Seperti yang ditulis Dex Glenniza di panditfootball, Henderson adalah pemain yang rajin melepaskan umpan-umpan panjang yang membelah lini pertahanan lawan. Hal ini tentu sesuai dengan instruksi Klopp sebab menambah warna permainan Liverpool sekaligus menyulitkan lawan untuk mengantisipasi.

Tak hanya itu karena keterlibatannya yang lebih banyak pada fase menyerang juga membuat catatan statistik xG (expected goal) Henderson meningkat drastis. Artinya, Henderson bisa jadi opsi ancaman bagi sektor belakang musuh selain trio Roberto Firmino, Sadio Mane, dan Salah.

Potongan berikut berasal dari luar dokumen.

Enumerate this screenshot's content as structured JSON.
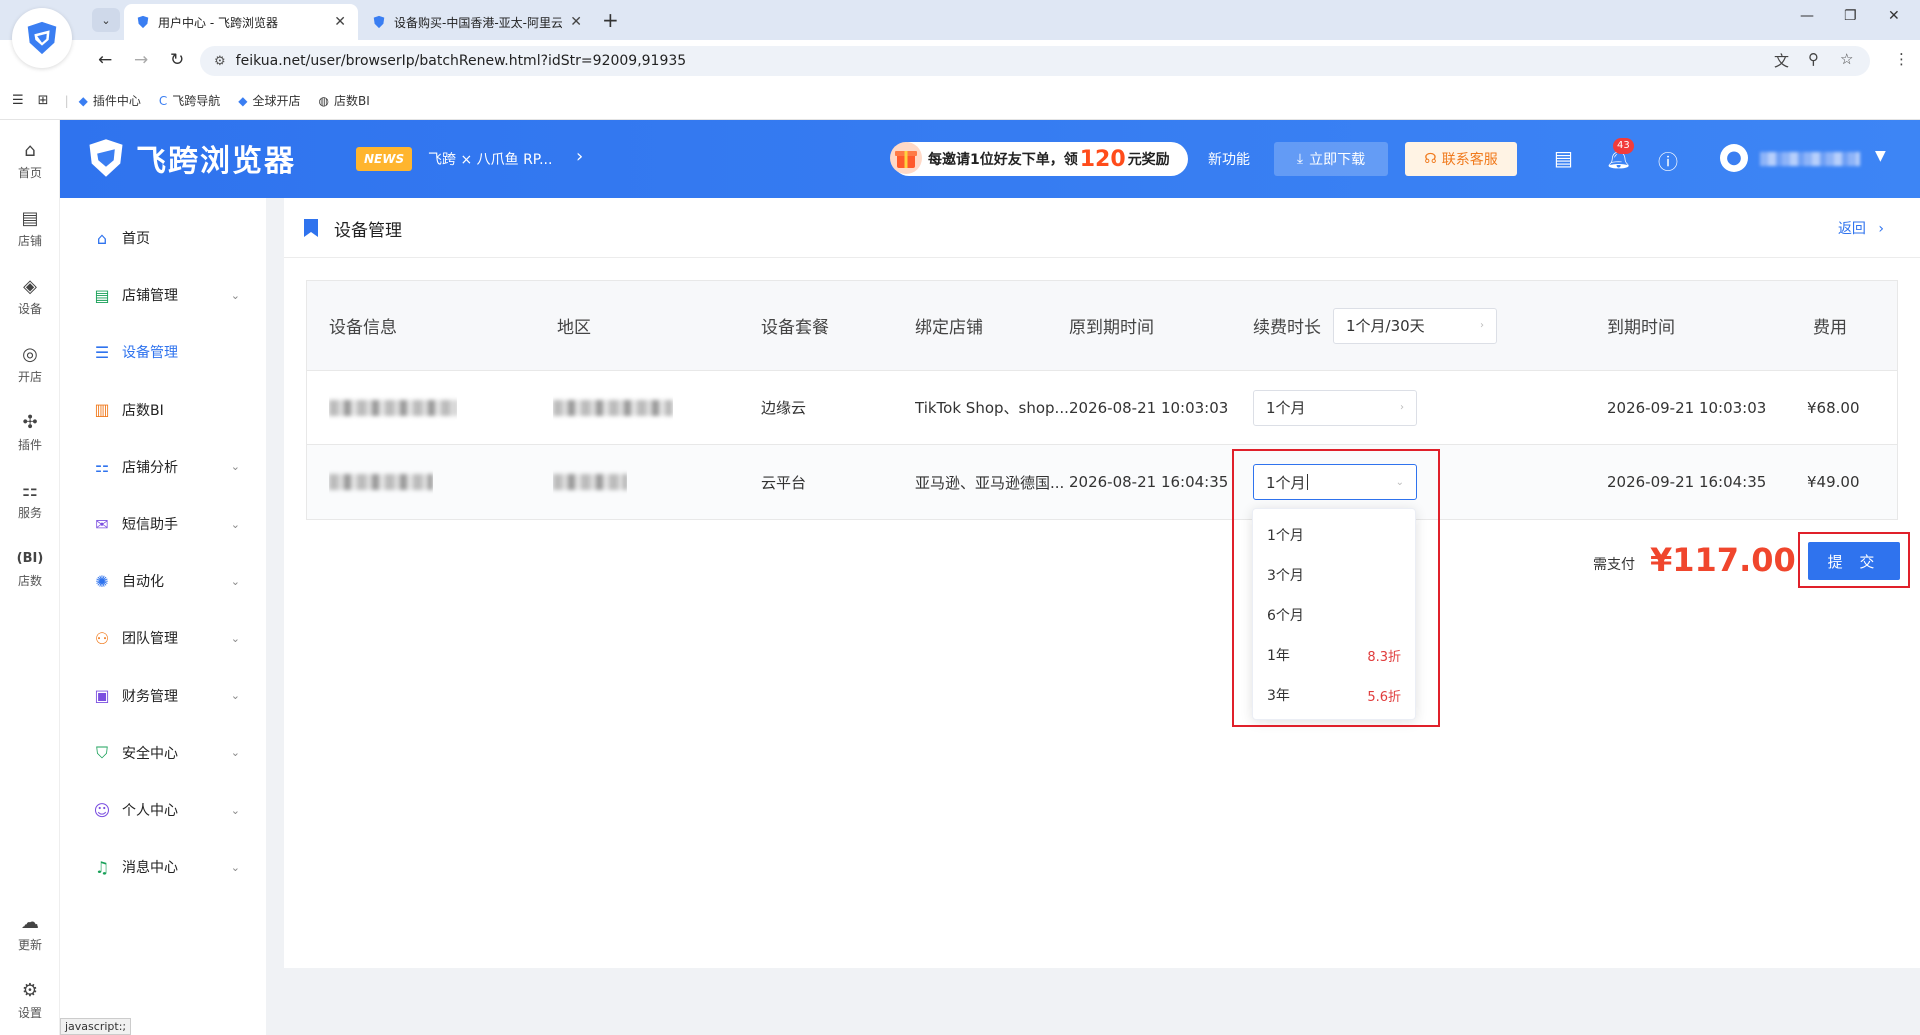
{
  "browser": {
    "tabs": [
      {
        "title": "用户中心 - 飞跨浏览器",
        "active": true
      },
      {
        "title": "设备购买-中国香港-亚太-阿里云",
        "active": false
      }
    ],
    "url": "feikua.net/user/browserIp/batchRenew.html?idStr=92009,91935",
    "bookmarks": [
      "插件中心",
      "飞跨导航",
      "全球开店",
      "店数BI"
    ],
    "status_tip": "javascript:;"
  },
  "rail": {
    "items": [
      {
        "label": "首页",
        "icon": "home-icon"
      },
      {
        "label": "店铺",
        "icon": "store-icon"
      },
      {
        "label": "设备",
        "icon": "layers-icon"
      },
      {
        "label": "开店",
        "icon": "planet-icon"
      },
      {
        "label": "插件",
        "icon": "puzzle-icon"
      },
      {
        "label": "服务",
        "icon": "grid-icon"
      },
      {
        "label": "店数",
        "icon": "bi-icon"
      },
      {
        "label": "更新",
        "icon": "cloud-update-icon"
      },
      {
        "label": "设置",
        "icon": "gear-icon"
      }
    ]
  },
  "header": {
    "brand": "飞跨浏览器",
    "news_badge": "NEWS",
    "news_text": "飞跨 × 八爪鱼 RP...",
    "invite_prefix": "每邀请1位好友下单，领",
    "invite_amount": "120",
    "invite_suffix": "元奖励",
    "new_feature": "新功能",
    "download": "立即下载",
    "contact": "联系客服",
    "bell_count": "43"
  },
  "sidebar": {
    "items": [
      {
        "label": "首页",
        "icon": "home-icon",
        "has_caret": false
      },
      {
        "label": "店铺管理",
        "icon": "store-icon",
        "has_caret": true
      },
      {
        "label": "设备管理",
        "icon": "server-icon",
        "has_caret": false,
        "active": true
      },
      {
        "label": "店数BI",
        "icon": "bar-chart-icon",
        "has_caret": false
      },
      {
        "label": "店铺分析",
        "icon": "grid-icon",
        "has_caret": true
      },
      {
        "label": "短信助手",
        "icon": "message-icon",
        "has_caret": true
      },
      {
        "label": "自动化",
        "icon": "sun-icon",
        "has_caret": true
      },
      {
        "label": "团队管理",
        "icon": "team-icon",
        "has_caret": true
      },
      {
        "label": "财务管理",
        "icon": "wallet-icon",
        "has_caret": true
      },
      {
        "label": "安全中心",
        "icon": "shield-icon",
        "has_caret": true
      },
      {
        "label": "个人中心",
        "icon": "user-icon",
        "has_caret": true
      },
      {
        "label": "消息中心",
        "icon": "bell-icon",
        "has_caret": true
      }
    ]
  },
  "page": {
    "title": "设备管理",
    "back": "返回"
  },
  "table": {
    "headers": {
      "device_info": "设备信息",
      "region": "地区",
      "package": "设备套餐",
      "bound_store": "绑定店铺",
      "orig_expiry": "原到期时间",
      "renew_duration": "续费时长",
      "renew_all_value": "1个月/30天",
      "new_expiry": "到期时间",
      "fee": "费用"
    },
    "rows": [
      {
        "package": "边缘云",
        "store": "TikTok Shop、shop...",
        "orig_expiry": "2026-08-21 10:03:03",
        "duration": "1个月",
        "new_expiry": "2026-09-21 10:03:03",
        "fee": "¥68.00"
      },
      {
        "package": "云平台",
        "store": "亚马逊、亚马逊德国...",
        "orig_expiry": "2026-08-21 16:04:35",
        "duration": "1个月",
        "new_expiry": "2026-09-21 16:04:35",
        "fee": "¥49.00"
      }
    ]
  },
  "dropdown": {
    "options": [
      {
        "label": "1个月",
        "discount": ""
      },
      {
        "label": "3个月",
        "discount": ""
      },
      {
        "label": "6个月",
        "discount": ""
      },
      {
        "label": "1年",
        "discount": "8.3折"
      },
      {
        "label": "3年",
        "discount": "5.6折"
      }
    ]
  },
  "payment": {
    "label": "需支付",
    "amount": "¥117.00",
    "submit": "提 交"
  },
  "colors": {
    "primary": "#2f73ee",
    "price": "#f0462d",
    "highlight_frame": "#e0202a"
  }
}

Perbedaan cara bermain Henderson mulai bisa dilihat dengan jelas pada leg kedua semifinal Liga Champions 2018/2019 versus Barcelona. Ia turut andil menjadi pemain yang menentukan gol pembuka Liverpool ke gawang Los Cules. Bola yang ia tembakkan kea rah gawang sebetulnya dapat ditepis Marc-Andre ter Stegen, tapi Divock Origi sukses memanfaatkan bola muntah guna mencetak gol.

BACA JUGA:  Tiga Nama Pengganti Santi Cazorla

Presensi Henderson yang semakin terlihat esensinya bisa kita saksikan tatkala Liverpool menggulung Southampton malam kemarin (1/2) dengan skor telak 4-0. Pada laga tersebut, sang kapten mengepak 1 gol dan 1 asis.

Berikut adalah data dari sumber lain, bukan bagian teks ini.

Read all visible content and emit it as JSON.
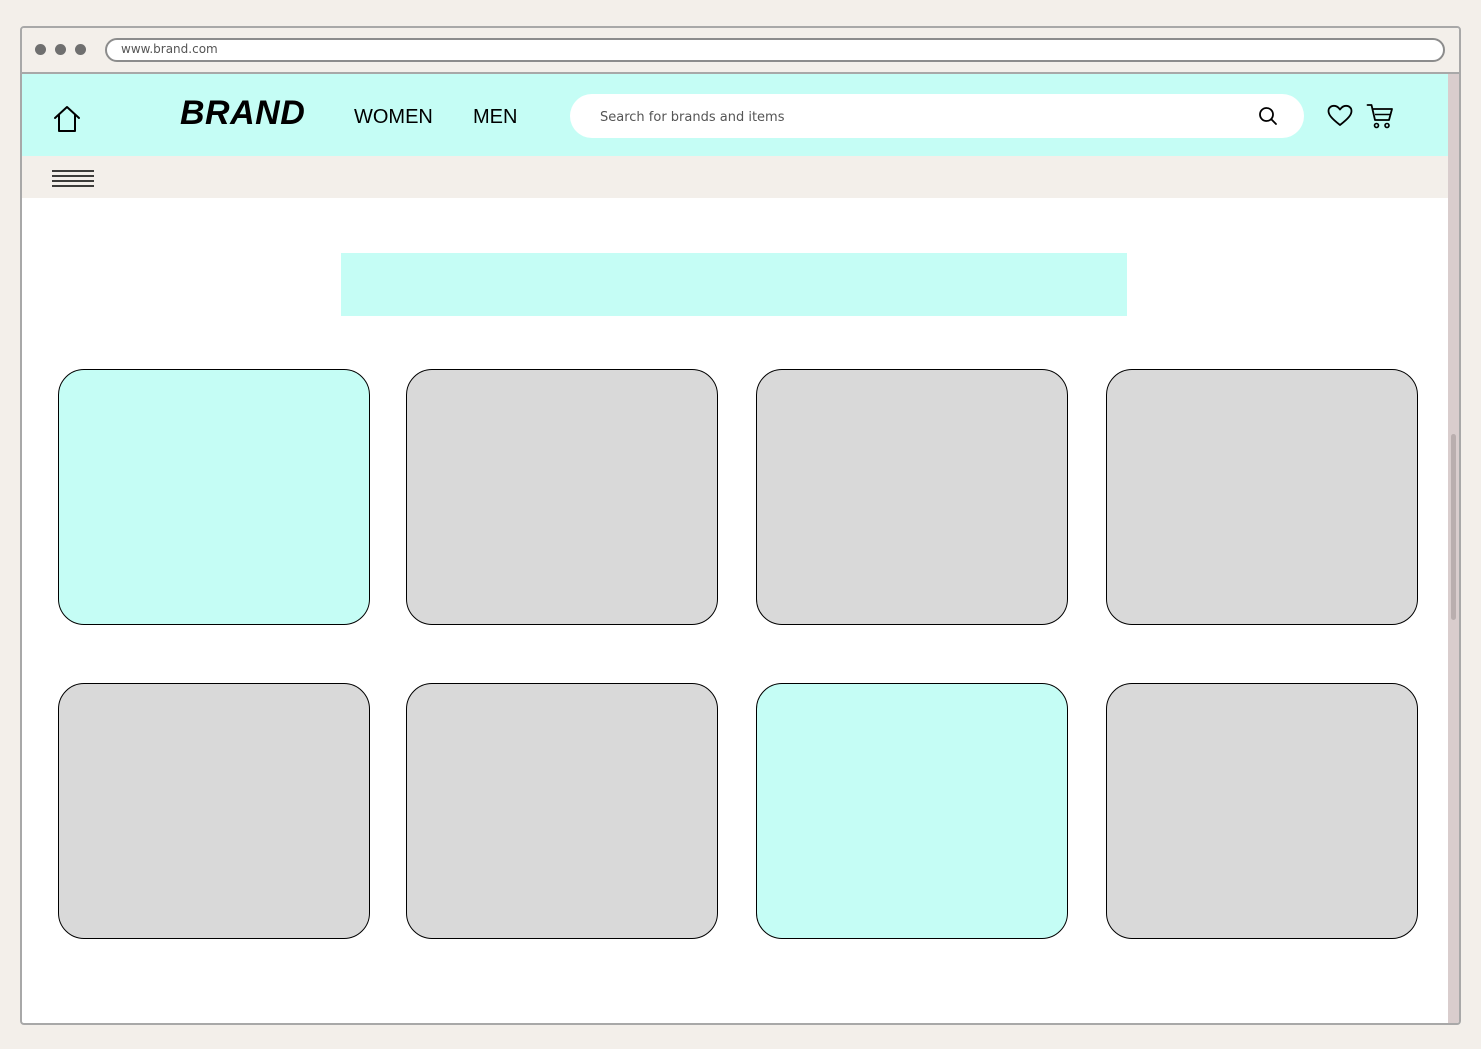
{
  "browser": {
    "url": "www.brand.com"
  },
  "header": {
    "logo": "BRAND",
    "nav": [
      "WOMEN",
      "MEN"
    ],
    "search_placeholder": "Search for brands and items"
  },
  "colors": {
    "accent": "#c5fdf5",
    "card": "#d9d9d9",
    "background": "#f3efea"
  },
  "products": [
    {
      "highlighted": true
    },
    {
      "highlighted": false
    },
    {
      "highlighted": false
    },
    {
      "highlighted": false
    },
    {
      "highlighted": false
    },
    {
      "highlighted": false
    },
    {
      "highlighted": true
    },
    {
      "highlighted": false
    }
  ],
  "icons": [
    "home-icon",
    "search-icon",
    "heart-icon",
    "cart-icon",
    "menu-icon"
  ]
}
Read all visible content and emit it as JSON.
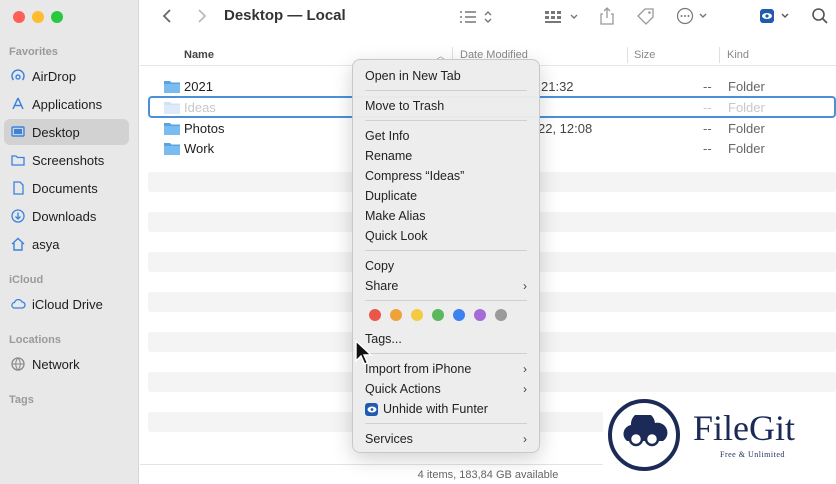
{
  "window": {
    "title": "Desktop — Local"
  },
  "sidebar": {
    "sections": [
      {
        "label": "Favorites"
      },
      {
        "label": "iCloud"
      },
      {
        "label": "Locations"
      },
      {
        "label": "Tags"
      }
    ],
    "items": [
      {
        "label": "AirDrop",
        "icon": "airdrop-icon"
      },
      {
        "label": "Applications",
        "icon": "applications-icon"
      },
      {
        "label": "Desktop",
        "icon": "desktop-icon",
        "selected": true
      },
      {
        "label": "Screenshots",
        "icon": "folder-icon"
      },
      {
        "label": "Documents",
        "icon": "document-icon"
      },
      {
        "label": "Downloads",
        "icon": "download-icon"
      },
      {
        "label": "asya",
        "icon": "home-icon"
      },
      {
        "label": "iCloud Drive",
        "icon": "cloud-icon"
      },
      {
        "label": "Network",
        "icon": "network-icon"
      }
    ]
  },
  "columns": {
    "name": "Name",
    "date": "Date Modified",
    "size": "Size",
    "kind": "Kind"
  },
  "files": [
    {
      "name": "2021",
      "date": "21:32",
      "size": "--",
      "kind": "Folder"
    },
    {
      "name": "Ideas",
      "date": "",
      "size": "--",
      "kind": "Folder",
      "renaming": true
    },
    {
      "name": "Photos",
      "date": "22, 12:08",
      "size": "--",
      "kind": "Folder"
    },
    {
      "name": "Work",
      "date": "",
      "size": "--",
      "kind": "Folder"
    }
  ],
  "status": "4 items, 183,84 GB available",
  "context_menu": {
    "items": [
      "Open in New Tab",
      "Move to Trash",
      "Get Info",
      "Rename",
      "Compress “Ideas”",
      "Duplicate",
      "Make Alias",
      "Quick Look",
      "Copy",
      "Share",
      "Tags...",
      "Import from iPhone",
      "Quick Actions",
      "Unhide with Funter",
      "Services"
    ],
    "tag_colors": [
      "#e9574a",
      "#f0a23a",
      "#f3cb43",
      "#5cb85c",
      "#3b82f0",
      "#a66bd6",
      "#9a9a9a"
    ]
  },
  "watermark": {
    "brand": "FileGit",
    "tagline": "Free & Unlimited"
  },
  "colors": {
    "accent": "#4a90d9",
    "folder": "#5ba3e0"
  }
}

Penetrasi Firmino di kotak penalti lawan diikuti Henderson yang mencari ruang koson karena fokus bek lawan kadung mengarah kepada pergerakan sang striker. Sodoran enak Firmino pun sukses dikonversi secara manis oleh sang gelandang.

Sementara asis cantik Henderson bermula dari pergerakannya di sisi kanan sampai akhirnya melepas umpan terukur yang membebaskan Salah dari kawalan bek musuh guna berhadapan satu lawan satu dengan kiper Southampton dan mencetak gol.

 

Omar Saleem dalam artikelnya yang berjudul “In praise of Jordan Henderson, a genuine all-rounder” di These Football Times pada 2015 silam telah mencatut suami Rebecca Burnett itu sebagai salah satu gelandang box-to-box paling efektif sekaligus paling dipandang sebelah mata di belantara Liga Primer Inggris.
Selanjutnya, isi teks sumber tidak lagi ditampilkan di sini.